Is the right ventricle ever a problem in LVAD patients? It certainly can be. Two per cent of patients who have raised pulmonary vascular resistance require temporary right-sided support within two weeks of the implant, but after three months, problems with right ventricular failure are rare. However, stroke and gastrointestinal bleeding rates are higher when the right ventricle is struggling and the glomerular filtration rate falls.

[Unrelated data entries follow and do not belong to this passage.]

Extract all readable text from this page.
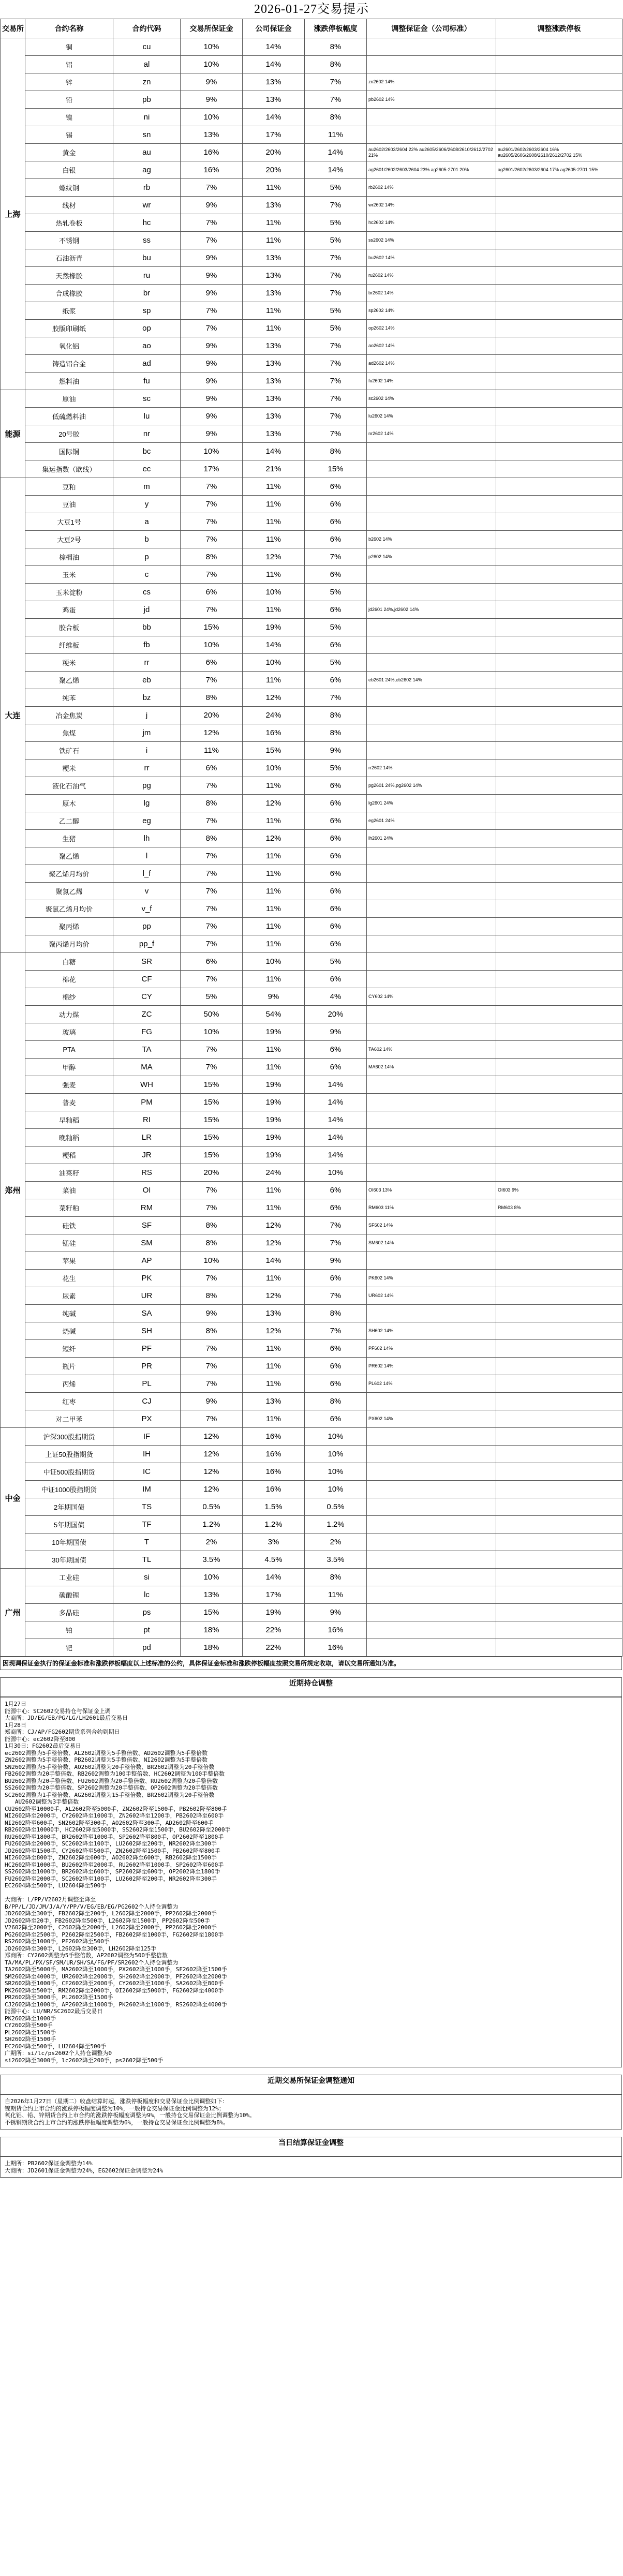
2026-01-27交易提示
交易所	合约名称	合约代码	交易所保证金	公司保证金	涨跌停板幅度	调整保证金（公司标准）	调整涨跌停板
上海	铜	cu	10%	14%	8%		
	铝	al	10%	14%	8%		
	锌	zn	9%	13%	7%	zn2602 14%	
	铅	pb	9%	13%	7%	pb2602 14%	
	镍	ni	10%	14%	8%		
	锡	sn	13%	17%	11%		
	黄金	au	16%	20%	14%	au2602/2603/2604 22% au2605/2606/2608/2610/2612/2702 21%	au2601/2602/2603/2604 16% au2605/2606/2608/2610/2612/2702 15%
	白银	ag	16%	20%	14%	ag2601/2602/2603/2604 23% ag2605-2701 20%	ag2601/2602/2603/2604 17% ag2605-2701 15%
	螺纹钢	rb	7%	11%	5%	rb2602 14%	
	线材	wr	9%	13%	7%	wr2602 14%	
	热轧卷板	hc	7%	11%	5%	hc2602 14%	
	不锈钢	ss	7%	11%	5%	ss2602 14%	
	石油沥青	bu	9%	13%	7%	bu2602 14%	
	天然橡胶	ru	9%	13%	7%	ru2602 14%	
	合成橡胶	br	9%	13%	7%	br2602 14%	
	纸浆	sp	7%	11%	5%	sp2602 14%	
	胶版印刷纸	op	7%	11%	5%	op2602 14%	
	氧化铝	ao	9%	13%	7%	ao2602 14%	
	铸造铝合金	ad	9%	13%	7%	ad2602 14%	
	燃料油	fu	9%	13%	7%	fu2602 14%	
能源	原油	sc	9%	13%	7%	sc2602 14%	
	低硫燃料油	lu	9%	13%	7%	lu2602 14%	
	20号胶	nr	9%	13%	7%	nr2602 14%	
	国际铜	bc	10%	14%	8%		
	集运指数（欧线）	ec	17%	21%	15%		
大连	豆粕	m	7%	11%	6%		
	豆油	y	7%	11%	6%		
	大豆1号	a	7%	11%	6%		
	大豆2号	b	7%	11%	6%	b2602 14%	
	棕榈油	p	8%	12%	7%	p2602 14%	
	玉米	c	7%	11%	6%		
	玉米淀粉	cs	6%	10%	5%		
	鸡蛋	jd	7%	11%	6%	jd2601 24%,jd2602 14%	
	胶合板	bb	15%	19%	5%		
	纤维板	fb	10%	14%	6%		
	粳米	rr	6%	10%	5%		
	聚乙烯	eb	7%	11%	6%	eb2601 24%,eb2602 14%	
	纯苯	bz	8%	12%	7%		
	冶金焦炭	j	20%	24%	8%		
	焦煤	jm	12%	16%	8%		
	铁矿石	i	11%	15%	9%		
	粳米	rr	6%	10%	5%	rr2602 14%	
	液化石油气	pg	7%	11%	6%	pg2601 24%,pg2602 14%	
	原木	lg	8%	12%	6%	lg2601 24%	
	乙二醇	eg	7%	11%	6%	eg2601 24%	
	生猪	lh	8%	12%	6%	lh2601 24%	
	聚乙烯	l	7%	11%	6%		
	聚乙烯月均价	l_f	7%	11%	6%		
	聚氯乙烯	v	7%	11%	6%		
	聚氯乙烯月均价	v_f	7%	11%	6%		
	聚丙烯	pp	7%	11%	6%		
	聚丙烯月均价	pp_f	7%	11%	6%		
郑州	白糖	SR	6%	10%	5%		
	棉花	CF	7%	11%	6%		
	棉纱	CY	5%	9%	4%	CY602 14%	
	动力煤	ZC	50%	54%	20%		
	玻璃	FG	10%	19%	9%		
	PTA	TA	7%	11%	6%	TA602 14%	
	甲醇	MA	7%	11%	6%	MA602 14%	
	强麦	WH	15%	19%	14%		
	普麦	PM	15%	19%	14%		
	早籼稻	RI	15%	19%	14%		
	晚籼稻	LR	15%	19%	14%		
	粳稻	JR	15%	19%	14%		
	油菜籽	RS	20%	24%	10%		
	菜油	OI	7%	11%	6%	OI603 13%	OI603 9%
	菜籽粕	RM	7%	11%	6%	RM603 11%	RM603 8%
	硅铁	SF	8%	12%	7%	SF602 14%	
	锰硅	SM	8%	12%	7%	SM602 14%	
	苹果	AP	10%	14%	9%		
	花生	PK	7%	11%	6%	PK602 14%	
	尿素	UR	8%	12%	7%	UR602 14%	
	纯碱	SA	9%	13%	8%		
	烧碱	SH	8%	12%	7%	SH602 14%	
	短纤	PF	7%	11%	6%	PF602 14%	
	瓶片	PR	7%	11%	6%	PR602 14%	
	丙烯	PL	7%	11%	6%	PL602 14%	
	红枣	CJ	9%	13%	8%		
	对二甲苯	PX	7%	11%	6%	PX602 14%	
中金	沪深300股指期货	IF	12%	16%	10%		
	上证50股指期货	IH	12%	16%	10%		
	中证500股指期货	IC	12%	16%	10%		
	中证1000股指期货	IM	12%	16%	10%		
	2年期国债	TS	0.5%	1.5%	0.5%		
	5年期国债	TF	1.2%	1.2%	1.2%		
	10年期国债	T	2%	3%	2%		
	30年期国债	TL	3.5%	4.5%	3.5%		
广州	工业硅	si	10%	14%	8%		
	碳酸锂	lc	13%	17%	11%		
	多晶硅	ps	15%	19%	9%		
	铂	pt	18%	22%	16%		
	钯	pd	18%	22%	16%		
因现调保证金执行的保证金标准和涨跌停板幅度以上述标准的公约，具体保证金标准和涨跌停板幅度按照交易所规定收取，请以交易所通知为准。
近期持仓调整
1月27日
能源中心：SC2602交易持仓与保证金上调
大商所：JD/EG/EB/PG/LG/LH2601最后交易日
1月28日
郑商所：CJ/AP/FG2602期货系列合约到期日
能源中心：ec2602降至800
1月30日：FG2602最后交易日
ec2602调整为5手整倍数、AL2602调整为5手整倍数、AD2602调整为5手整倍数
ZN2602调整为5手整倍数、PB2602调整为5手整倍数、NI2602调整为5手整倍数
SN2602调整为5手整倍数、AO2602调整为20手整倍数、BR2602调整为20手整倍数
FB2602调整为20手整倍数、RB2602调整为100手整倍数、HC2602调整为100手整倍数
BU2602调整为20手整倍数、FU2602调整为20手整倍数、RU2602调整为20手整倍数
SS2602调整为20手整倍数、SP2602调整为20手整倍数、OP2602调整为20手整倍数
SC2602调整为1手整倍数、AG2602调整为15手整倍数、BR2602调整为20手整倍数
AU2602调整为3手整倍数
CU2602降至10000手，AL2602降至5000手，ZN2602降至1500手，PB2602降至800手
NI2602降至2000手，CY2602降至1000手，ZN2602降至1200手，PB2602降至600手
NI2602降至600手，SN2602降至300手，AO2602降至300手，AD2602降至600手
RB2602降至10000手，HC2602降至5000手，SS2602降至1500手，BU2602降至2000手
RU2602降至1800手，BR2602降至1000手，SP2602降至800手，OP2602降至1800手
FU2602降至2000手，SC2602降至100手，LU2602降至200手，NR2602降至300手
JD2602降至1500手，CY2602降至500手，ZN2602降至1500手，PB2602降至800手
NI2602降至800手，ZN2602降至600手，AO2602降至600手，RB2602降至1500手
HC2602降至1000手，BU2602降至2000手，RU2602降至1000手，SP2602降至600手
SS2602降至1000手，BR2602降至600手，SP2602降至600手，OP2602降至1800手
FU2602降至2000手，SC2602降至100手，LU2602降至200手，NR2602降至300手
EC2604降至500手，LU2604降至500手

大商所：L/PP/V2602月调整至降至
B/PP/L/JD/JM/J/A/Y/PP/V/EG/EB/EG/PG2602个人持仓调整为
JD2602降至300手，FB2602降至200手，L2602降至2000手，PP2602降至2000手
JD2602降至20手，FB2602降至500手，L2602降至1500手，PP2602降至500手
V2602降至2000手，C2602降至2000手，L2602降至2000手，PP2602降至2000手
PG2602降至2500手，P2602降至2500手，FB2602降至1000手，FG2602降至1800手
RS2602降至1000手，PF2602降至500手
JD2602降至300手，L2602降至300手，LH2602降至125手
郑商所：CY2602调整为5手整倍数，AP2602调整为500手整倍数
TA/MA/PL/PX/SF/SM/UR/SH/SA/FG/PF/SR2602个人持仓调整为
TA2602降至5000手，MA2602降至1000手，PX2602降至1000手，SF2602降至1500手
SM2602降至4000手，UR2602降至2000手，SH2602降至2000手，PF2602降至2000手
SR2602降至1000手，CF2602降至2000手，CY2602降至1000手，SA2602降至800手
PK2602降至500手，RM2602降至2000手，OI2602降至5000手，FG2602降至4000手
PR2602降至3000手，PL2602降至1500手
CJ2602降至1000手，AP2602降至1000手，PK2602降至1000手，RS2602降至4000手
能源中心：LU/NR/SC2602最后交易日
PK2602降至1000手
CY2602降至500手
PL2602降至1500手
SH2602降至1500手
EC2604降至500手，LU2604降至500手
广期所：si/lc/ps2602个人持仓调整为0
si2602降至3000手，lc2602降至200手，ps2602降至500手
近期交易所保证金调整通知
自2026年1月27日（星期二）收盘结算时起，涨跌停板幅度和交易保证金比例调整如下：
镍期货合约上市合约的涨跌停板幅度调整为10%，一般持仓交易保证金比例调整为12%；
氧化铝、铅、锌期货合约上市合约的涨跌停板幅度调整为9%，一般持仓交易保证金比例调整为10%。
不锈钢期货合约上市合约的涨跌停板幅度调整为6%，一般持仓交易保证金比例调整为8%。
当日结算保证金调整
上期所：PB2602保证金调整为14%
大商所：JD2601保证金调整为24%，EG2602保证金调整为24%
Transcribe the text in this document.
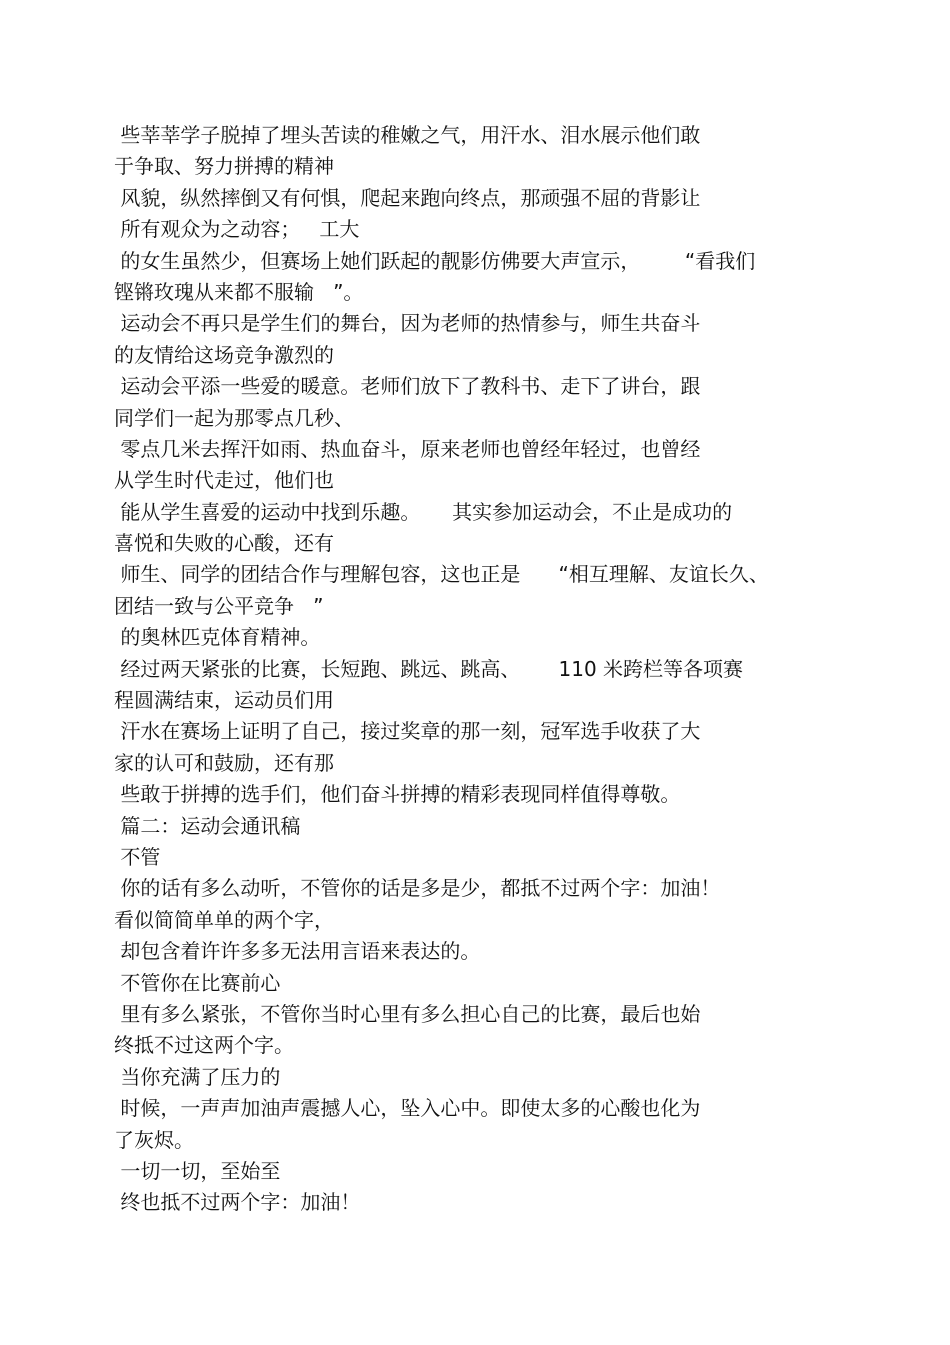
些莘莘学子脱掉了埋头苦读的稚嫩之气，用汗水、泪水展示他们敢
于争取、努力拼搏的精神
风貌，纵然摔倒又有何惧，爬起来跑向终点，那顽强不屈的背影让
所有观众为之动容；   工大
的女生虽然少，但赛场上她们跃起的靓影仿佛要大声宣示，       “看我们
铿锵玫瑰从来都不服输   ”。
运动会不再只是学生们的舞台，因为老师的热情参与，师生共奋斗
的友情给这场竞争激烈的
运动会平添一些爱的暖意。老师们放下了教科书、走下了讲台，跟
同学们一起为那零点几秒、
零点几米去挥汗如雨、热血奋斗，原来老师也曾经年轻过，也曾经
从学生时代走过，他们也
能从学生喜爱的运动中找到乐趣。     其实参加运动会，不止是成功的
喜悦和失败的心酸，还有
师生、同学的团结合作与理解包容，这也正是      “相互理解、友谊长久、
团结一致与公平竞争   ”
的奥林匹克体育精神。
经过两天紧张的比赛，长短跑、跳远、跳高、      110 米跨栏等各项赛
程圆满结束，运动员们用
汗水在赛场上证明了自己，接过奖章的那一刻，冠军选手收获了大
家的认可和鼓励，还有那
些敢于拼搏的选手们，他们奋斗拼搏的精彩表现同样值得尊敬。
篇二：运动会通讯稿
不管
你的话有多么动听，不管你的话是多是少，都抵不过两个字：加油！
看似简简单单的两个字，
却包含着许许多多无法用言语来表达的。
不管你在比赛前心
里有多么紧张，不管你当时心里有多么担心自己的比赛，最后也始
终抵不过这两个字。
当你充满了压力的
时候，一声声加油声震撼人心，坠入心中。即使太多的心酸也化为
了灰烬。
一切一切，至始至
终也抵不过两个字：加油！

Bear in mind that transplantation is off limits for all patients with pulmonary hypertension, unless pulmonary vascular resistance falls with LVAD use over time.27,28 In the meantime, total artificial hearts are still used for bridge to transplantation in patients with severe right heart failure or cardiac tumours where the whole heart must be removed (figure 6).
It is more than 20 years since my operation on Peter Houghton. That gave an end-stage patient many years of good quality life, allowing him to travel to the US and Europe to demonstrate the efficacy of rotary blood pump technology. Subsequently, many LVAD patients have exceeded 10 years’ survival with few adverse events. Despite that, the NHS still does not recognise the LVAD as an alternative to transplantation.
Will pig hearts ever prove acceptable as an ‘off-the-shelf’ commodity, as the media suggests? The great transplant pioneer, Norman Shumway, used to say “xenotransplants are something for the future and always will be”. And notably his cardiac surgeon daughter, Sarah, is a VAD enthusiast.26 Whether those impressive genetic manipulations can provide a colony of pigs for slaughter on demand is one thing. The need for lifelong immunosuppression with its frequent complications is another. That said, the more methods we have to relieve the ravages of severe heart failure, the better.
Conclusion
We now suggest that an electively implanted tether-free LVAD will emerge as a better option than a donor heart, let alone one from a pig.9 As a manufactured product, the procedure has widespread applicability for all age groups without ethical, cultural or religious objections. What is more, LVADs are used to treat sicker individuals (table 1), and offloading the failing left ventricle helps to improve innate cardiac function. Elimination of driveline infection should, in turn, reduce the propensity for thromboembolism.29,30
We hope to introduce the Calon MiniVAD into clinical practice by the end of 2022.
Key messages
- For the past decade, electively implanted rotary blood pumps have provided symptomatic relief and a survival equivalent to cardiac transplantation
- Given the shortage of donor organs, and the complications of immunosuppression, set against substantial improvements in LVAD technology, mechanical circulatory support is emerging as the ‘gold-standard’ treatment for severe heart failure, without the limits of age or comorbidity
- It is inhumane and, arguably, unethical to deny symptomatic relief on the grounds of cost. All front-line cardiac centres should be equipped with ventricular assist devices, both temporary and permanent, just as they have pacemakers and implantable defibrillators
Conflicts of interest
As stated in the text, SW is founder and director of Calon CardioTechnology. After 30 years as senior cardiac surgeon in Oxford he retired from the NHS in 2017. He is author of the Sunday Times best sellers, Fragile Lives and The Knife’s Edge.
Funding
None.
Patient consent
Details of all patients described are in the public domain.